Created attachment 277859 [details] PCI / ACPI / PM: Resume all bridges on system suspend to S3 Sorry for the delay. Please let me know if the issue is reproducible with this patch applied.
It works! To be sure: 1. I used the last patch alone. Not with the obsolete patch on Jul 30. 2. I tried linux-4.17.y and 4.18.0-rc6. In fact, Rafael, you saved my previous buggy PC years ago, (Sorry I can't find its log.) so this is the second time. I deeply thank your years of work in the linux kernel. > stay tuned! Radios are wireless, after all. (Forgive me for a joke for elderly folks. ;-) Kind regards.
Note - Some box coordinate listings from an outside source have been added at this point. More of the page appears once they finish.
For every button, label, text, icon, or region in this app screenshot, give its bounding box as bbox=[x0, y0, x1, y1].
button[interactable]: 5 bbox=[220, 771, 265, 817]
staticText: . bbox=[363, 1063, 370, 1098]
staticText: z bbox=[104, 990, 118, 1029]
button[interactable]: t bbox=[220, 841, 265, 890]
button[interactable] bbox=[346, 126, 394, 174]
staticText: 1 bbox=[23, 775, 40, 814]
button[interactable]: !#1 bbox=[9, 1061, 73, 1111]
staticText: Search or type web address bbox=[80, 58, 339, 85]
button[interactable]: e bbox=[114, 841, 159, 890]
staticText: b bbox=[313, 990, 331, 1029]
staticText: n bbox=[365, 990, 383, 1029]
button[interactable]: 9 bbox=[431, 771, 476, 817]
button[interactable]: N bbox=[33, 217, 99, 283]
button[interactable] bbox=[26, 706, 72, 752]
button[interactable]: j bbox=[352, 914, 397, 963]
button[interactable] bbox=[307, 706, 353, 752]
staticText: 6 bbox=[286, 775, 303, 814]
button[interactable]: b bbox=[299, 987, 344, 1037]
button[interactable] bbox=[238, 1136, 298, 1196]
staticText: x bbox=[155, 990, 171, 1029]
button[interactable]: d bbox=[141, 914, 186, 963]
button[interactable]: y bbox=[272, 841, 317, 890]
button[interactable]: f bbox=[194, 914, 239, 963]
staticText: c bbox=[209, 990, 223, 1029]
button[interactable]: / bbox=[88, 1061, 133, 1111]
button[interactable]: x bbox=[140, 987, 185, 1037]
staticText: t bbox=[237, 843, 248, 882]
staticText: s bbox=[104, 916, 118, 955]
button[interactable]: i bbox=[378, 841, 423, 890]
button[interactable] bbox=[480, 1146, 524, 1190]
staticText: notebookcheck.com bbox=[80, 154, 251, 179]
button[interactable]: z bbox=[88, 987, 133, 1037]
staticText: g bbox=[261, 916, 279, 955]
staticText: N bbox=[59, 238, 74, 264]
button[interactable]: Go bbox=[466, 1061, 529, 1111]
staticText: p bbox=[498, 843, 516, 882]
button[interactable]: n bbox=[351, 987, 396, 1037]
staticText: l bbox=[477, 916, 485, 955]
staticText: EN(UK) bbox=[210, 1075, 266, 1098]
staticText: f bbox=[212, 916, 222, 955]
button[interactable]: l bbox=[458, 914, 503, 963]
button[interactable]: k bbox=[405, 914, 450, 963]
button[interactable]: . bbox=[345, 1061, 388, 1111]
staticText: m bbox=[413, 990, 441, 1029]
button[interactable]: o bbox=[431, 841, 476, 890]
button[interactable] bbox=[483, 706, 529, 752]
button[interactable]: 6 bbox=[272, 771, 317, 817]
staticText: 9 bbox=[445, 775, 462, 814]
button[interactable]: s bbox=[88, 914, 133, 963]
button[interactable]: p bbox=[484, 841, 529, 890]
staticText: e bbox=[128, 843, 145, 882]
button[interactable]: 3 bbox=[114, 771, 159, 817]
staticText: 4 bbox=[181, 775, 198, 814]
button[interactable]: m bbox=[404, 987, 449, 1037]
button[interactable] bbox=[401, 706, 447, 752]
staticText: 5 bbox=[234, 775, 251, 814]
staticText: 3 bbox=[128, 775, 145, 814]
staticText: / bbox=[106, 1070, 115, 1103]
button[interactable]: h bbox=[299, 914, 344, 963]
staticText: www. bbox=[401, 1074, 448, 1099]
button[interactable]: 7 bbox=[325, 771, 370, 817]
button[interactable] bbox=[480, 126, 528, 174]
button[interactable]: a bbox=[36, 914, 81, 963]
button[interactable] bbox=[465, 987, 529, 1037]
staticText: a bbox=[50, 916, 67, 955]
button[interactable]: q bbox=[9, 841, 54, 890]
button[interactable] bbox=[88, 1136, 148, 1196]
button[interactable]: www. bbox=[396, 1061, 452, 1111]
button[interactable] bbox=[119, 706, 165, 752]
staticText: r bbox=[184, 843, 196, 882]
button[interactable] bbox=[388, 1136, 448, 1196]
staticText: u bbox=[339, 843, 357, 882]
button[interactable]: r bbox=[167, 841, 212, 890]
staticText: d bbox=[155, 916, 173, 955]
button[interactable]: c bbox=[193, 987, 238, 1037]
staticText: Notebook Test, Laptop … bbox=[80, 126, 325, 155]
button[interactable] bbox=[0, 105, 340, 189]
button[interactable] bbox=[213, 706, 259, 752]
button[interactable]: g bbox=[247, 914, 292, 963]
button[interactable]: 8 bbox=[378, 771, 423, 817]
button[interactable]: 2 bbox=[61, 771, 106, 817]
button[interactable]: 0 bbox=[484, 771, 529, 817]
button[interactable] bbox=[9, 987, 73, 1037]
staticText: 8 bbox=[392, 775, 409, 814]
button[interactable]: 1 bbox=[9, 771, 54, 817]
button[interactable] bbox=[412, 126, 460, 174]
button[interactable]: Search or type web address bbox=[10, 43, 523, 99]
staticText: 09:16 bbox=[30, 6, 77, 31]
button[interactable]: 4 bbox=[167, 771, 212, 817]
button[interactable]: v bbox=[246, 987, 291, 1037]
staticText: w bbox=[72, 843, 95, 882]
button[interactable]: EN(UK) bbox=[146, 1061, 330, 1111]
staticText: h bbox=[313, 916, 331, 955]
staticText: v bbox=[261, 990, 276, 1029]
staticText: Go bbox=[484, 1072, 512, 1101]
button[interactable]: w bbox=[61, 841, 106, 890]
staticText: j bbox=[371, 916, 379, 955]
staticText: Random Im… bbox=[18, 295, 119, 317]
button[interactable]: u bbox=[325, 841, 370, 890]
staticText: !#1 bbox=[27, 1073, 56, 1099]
(In reply to teika kazura from comment #18) > It works! OK, thanks! > To be sure: > 1. I used the last patch alone. Not with the obsolete patch on Jul 30. > 2. I tried linux-4.17.y and 4.18.0-rc6. OK > In fact, Rafael, you saved my previous buggy PC years ago, (Sorry I can't > find its log.) so this is the second time. I deeply thank your years of work > in the linux kernel. Appreciated, thank you! Let me submit the patch with a changelog to the mailing lists.
Patch submitted: https://patchwork.kernel.org/patch/10567315/
Pulled into linux-next[1] and linux-4.18.5[2]: [1] https://git.kernel.org/pub/scm/linux/kernel/git/next/linux-next.git/commit/drivers/pci/pci-acpi.c?h=next-20180823&id=9d64b539b738fc181442caab95f1f76d9bd58539 [2] https://git.kernel.org/pub/scm/linux/kernel/git/stable/linux.git/commit/drivers/pci/pci-acpi.c?h=v4.18.5&id=4d4306a283a1be22e4342c5a04d99f65f256d157 Thanks all.
Patch merged as commit 9d64b539b738 PCI / ACPI / PM: Resume all bridges on suspend-to-RAM Closing.